The ROC curve is a measure of how well the model can understand the data. An ideal ROC curve goes straight up from (0,0) to (0,1), and then across to (1,1). The worst ROC curve is a diagonal line from (0,0) to (1,1). The ROC curve also helps us find the best anomaly detection score to use as a threshold. 

In [None]:
import matplotlib.pyplot as plt
# Get anomaly scores for samples in the evaluation dataset
scores_if  = model_if.decision_function(data_evaluation)*-1

# Set the positive label to make it consistent across models. 
positive_label=-1


# Get the Receiver Operator Curve 
fpr, tpr, thresholds = roc_curve(evaluation_labels, scores_if, pos_label=positive_label)

# Calculate the area under the curve
roc_auc = auc(fpr, tpr)

#Visualize the ROC curve
plt.figure(figsize=(8, 6))
plt.plot(fpr, tpr, color='darkorange', lw=2, label=f'ROC curve (AUC={roc_auc:.2f})')
plt.plot([0,1], [0,1], color='navy', lw=2, linestyle='--')
plt.xlim([0.0, 1.0])
plt.ylim([0.0, 1.01])
plt.xlabel('False Positive Rate')
plt.ylabel('True Positive Rate')
plt.title('Receiver Operating Characteristic (ROC) Curve')
plt.legend(loc='lower right')
plt.show()

## Final ML model metrics
Based on the threshold we found with the ROC curve we predict whether the samples are normal or malicious 

In [None]:
# Use the isolation forest to predic the labels
predicted_labels     = predict_labels(fpr, tpr, thresholds, scores_if)

# Calculate the labels
metrics_if           = get_metrics(evaluation_labels, predicted_labels, scores_if)
metrics_if

## Confusion Matrix
The confusion matrix allows us to see how many samples were misclassified. 

In [None]:
# Plot the confusion matrix
import seaborn as sns


# Confusion matrix
cm = confusion_matrix(evaluation_labels, predicted_labels)

sns.set(font_scale=1.4)

plt.figure(figsize=(8,6))
sns.heatmap(cm, annot=True, fmt='d', cmap='Blues', annot_kws={"size":16}, cbar=False, \
           xticklabels = ['Malicious','Normal'], yticklabels = ['Malicious','Normal'])
plt.xlabel('Predicted')
plt.ylabel('Actual')
plt.title('Confusion Matrix')
plt.show()

## Visualizing the predictions

In [None]:
# Build dataframes for visualizing predictions and original data
predicted_labels_df = pd.DataFrame(data = predicted_labels)
predicted_labels_df = predicted_labels_df.rename(columns = {0:label_col})

data_predicted = pd.concat([data_evaluation, predicted_labels_df], axis = 1)
data_evaluation_vis = pd.concat([data_evaluation, evaluation_labels], axis = 1)

## Predicted data

In [None]:
data_predicted[label_col][data_predicted[label_col] == -1] = "malicious"
data_predicted[label_col][data_predicted[label_col] == 1] = "benign"
subset1 = ['bytes_in', 'bytes_out', 'num_pkts_in', 'num_pkts_out']
sns.pairplot(data_predicted, vars= subset1, diag_kind='kde', hue=label_col, palette= {'malicious':'red','benign':'blue' })
plt.show

## Visualizing the ground truth

In [None]:
data_evaluation_vis[label_col][data_evaluation_vis[label_col] == -1] = "malicious"
data_evaluation_vis[label_col][data_evaluation_vis[label_col] == 1] = "benign"
subset1 = ['bytes_in', 'bytes_out', 'num_pkts_in', 'num_pkts_out']
sns.pairplot(data_evaluation_vis, vars= subset1, diag_kind='kde', hue=label_col, palette= {'malicious':'red','benign':'blue' })
plt.show

### Can you improve the performance? 

There are several ways to improve the performance of Isolation Forests. 
   1. Use more data for training.
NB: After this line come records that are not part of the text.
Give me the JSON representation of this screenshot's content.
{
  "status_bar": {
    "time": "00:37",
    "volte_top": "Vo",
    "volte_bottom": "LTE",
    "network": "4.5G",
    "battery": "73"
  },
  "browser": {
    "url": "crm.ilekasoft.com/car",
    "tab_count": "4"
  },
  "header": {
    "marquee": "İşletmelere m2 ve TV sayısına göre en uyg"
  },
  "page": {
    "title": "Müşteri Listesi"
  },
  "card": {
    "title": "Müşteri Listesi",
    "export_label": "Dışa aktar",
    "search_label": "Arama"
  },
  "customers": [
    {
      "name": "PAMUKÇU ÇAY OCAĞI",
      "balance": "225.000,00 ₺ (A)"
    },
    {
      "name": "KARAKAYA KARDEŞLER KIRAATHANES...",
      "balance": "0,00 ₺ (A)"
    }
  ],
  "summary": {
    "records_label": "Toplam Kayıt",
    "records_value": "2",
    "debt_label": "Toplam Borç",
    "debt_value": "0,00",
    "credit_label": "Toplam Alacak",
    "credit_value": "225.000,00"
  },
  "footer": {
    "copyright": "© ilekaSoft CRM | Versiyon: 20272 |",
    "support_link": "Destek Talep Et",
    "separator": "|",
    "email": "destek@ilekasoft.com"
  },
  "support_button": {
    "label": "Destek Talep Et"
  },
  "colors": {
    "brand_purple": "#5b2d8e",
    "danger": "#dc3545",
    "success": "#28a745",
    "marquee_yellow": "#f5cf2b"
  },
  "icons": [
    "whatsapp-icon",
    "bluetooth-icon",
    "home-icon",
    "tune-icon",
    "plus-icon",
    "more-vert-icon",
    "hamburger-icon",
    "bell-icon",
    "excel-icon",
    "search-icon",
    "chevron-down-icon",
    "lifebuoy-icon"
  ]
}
Are we using all samples ?
   2. Use more (or less) trees. Default value for nestimators =100. 
   3. Use more (or less) features per tree. Default is 1. 
   4. Bootstrap. Default is False. If true, we allow trees to train on overlapping subsets. 
   5. Number of samples per tree. 

### Local Outlier Factor

Local outlier factor (LOF) calculates the density of neighbors for each sample in the dataset. Samples with low density are considered outliers. The density tells us how isolated a samples is from other samples. If the sample's nighbors have many neighbors but our sample doesn't, it is an outlier. The size of the circles in the figure show the outlier score (inverse of density). 

![image.png](attachment:image.png)
Source: [Scikit-Learn](https://scikit-learn.org/stable/auto_examples/neighbors/plot_lof_outlier_detection.html)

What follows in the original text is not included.